The debt-related turmoil in Europe is already having negative effects for the economy – not just within the euro zone but worldwide, many economists say.
It has affected credit conditions (making many banks less willing to lend to one another) and consumer confidence in Europe. It has affected stock market values worldwide, as investors worry that Europe's troubles could deepen or that, even if they don't, the simmering problem dents global growth.
As of September, some economists saw the eurozone entering a new recession, with a high risk of downturn in the US, where fiscal brinksmanship in Washington has also damaged economic confidence.
On Sept. 24, World Bank president Robert Zoellick didn't use the "R" word, but he warned of a "looming danger that failure to take decisive action in Europe and the United States may shake the entire global economy."

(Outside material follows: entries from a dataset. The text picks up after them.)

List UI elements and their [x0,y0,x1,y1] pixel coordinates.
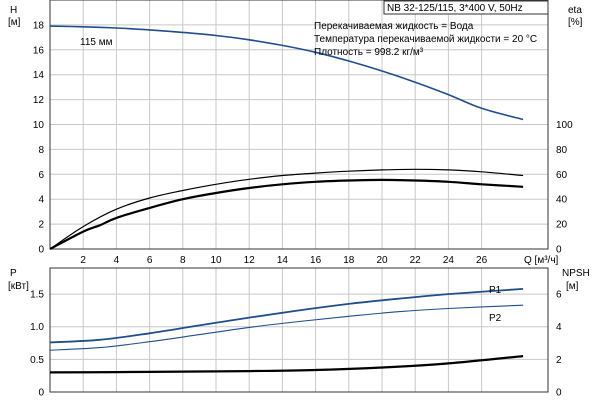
npsh-curve [49,355,524,374]
eta-tick-label: 0 [556,245,562,256]
head-tick-label: 18 [33,20,45,31]
flow-tick-label: 18 [343,255,355,266]
head-curve [49,25,524,121]
power-tick-label: 1.0 [30,322,44,333]
efficiency-curve-bold [49,178,524,250]
head-efficiency-panel: 2 4 6 8 10 12 14 16 18 20 22 24 26024681012141618020… [8,0,583,266]
head-tick-label: 8 [38,145,44,156]
head-tick-label: 16 [33,45,45,56]
top-plot-frame [49,0,549,250]
eta-tick-label: 80 [556,145,568,156]
npsh-tick-label: 6 [556,290,562,301]
head-tick-label: 4 [38,195,44,206]
flow-tick-label: 2 [80,255,86,266]
npsh-axis-label-line2: [м] [566,281,579,292]
power-tick-label: 0.5 [30,355,44,366]
power-axis-label-line2: [кВт] [8,281,29,292]
eta-tick-label: 20 [556,220,568,231]
flow-axis-label: Q [м³/ч] [524,255,559,266]
bottom-grid [50,268,548,393]
head-axis-label-line1: H [10,5,17,16]
head-tick-label: 12 [33,95,45,106]
flow-tick-label: 20 [376,255,388,266]
eta-tick-label: 40 [556,195,568,206]
p1-power-curve [49,288,524,344]
head-tick-label: 2 [38,220,44,231]
pump-model-box [383,0,549,15]
p2-series-label: P2 [489,313,502,324]
flow-tick-label: 16 [310,255,322,266]
p1-series-label: P1 [489,285,502,296]
npsh-tick-label: 2 [556,355,562,366]
density-info-line: Плотность = 998.2 кг/м³ [314,47,424,58]
power-npsh-panel: 0 0.5 1.0 1.5 0 2 4 6 P [кВт] NPSH [м] P1 P2 [8,267,590,399]
head-tick-label: 6 [38,170,44,181]
flow-tick-label: 4 [114,255,120,266]
flow-tick-label: 12 [244,255,256,266]
top-series [49,25,524,250]
flow-tick-label: 24 [443,255,455,266]
npsh-tick-label: 4 [556,322,562,333]
efficiency-curve-thin [49,168,524,250]
impeller-diameter-label: 115 мм [80,37,113,48]
top-tick-labels: 2 4 6 8 10 12 14 16 18 20 22 24 26024681012141618020… [33,20,573,266]
power-tick-label: 0 [38,388,44,399]
eta-axis-label-line2: [%] [568,17,583,28]
bottom-tick-labels: 0 0.5 1.0 1.5 0 2 4 6 [30,290,562,399]
flow-tick-label: 22 [410,255,422,266]
flow-tick-label: 6 [147,255,153,266]
power-tick-label: 1.5 [30,290,44,301]
npsh-axis-label-line1: NPSH [562,268,590,279]
head-axis-label-line2: [м] [8,17,21,28]
flow-tick-label: 14 [277,255,289,266]
npsh-tick-label: 0 [556,388,562,399]
bottom-series [49,288,524,374]
eta-tick-label: 100 [556,120,573,131]
flow-tick-label: 10 [210,255,222,266]
flow-tick-label: 26 [476,255,488,266]
p2-power-curve [49,304,524,351]
head-tick-label: 14 [33,70,45,81]
fluid-info-line: Перекачиваемая жидкость = Вода [314,21,474,32]
power-axis-label-line1: P [10,268,17,279]
bottom-plot-frame [49,267,549,393]
pump-model-label: NB 32-125/115, 3*400 V, 50Hz [387,3,523,14]
head-tick-label: 0 [38,245,44,256]
flow-tick-label: 8 [180,255,186,266]
temperature-info-line: Температура перекачиваемой жидкости = 20… [314,34,537,45]
eta-tick-label: 60 [556,170,568,181]
head-tick-label: 10 [33,120,45,131]
eta-axis-label-line1: eta [568,5,582,16]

Though emerging market nations have been performing stronger than the high-debt advanced economies, they, too, face a risk from Europe's crisis. A slowdown in consumer purchasing in Europe and the US ricochets to places like China and Turkey.
Although Europe's commercial banks are the ones most heavily invested in sovereign eurozone debts, US banks also own eurozone bonds and related investments (such as derivative contracts linked to those debts). By one estimate, from the Bank for International Settlements, the exposure of US banks to Portugal, Ireland, Italy, Greece, and Spain is about $641 billion.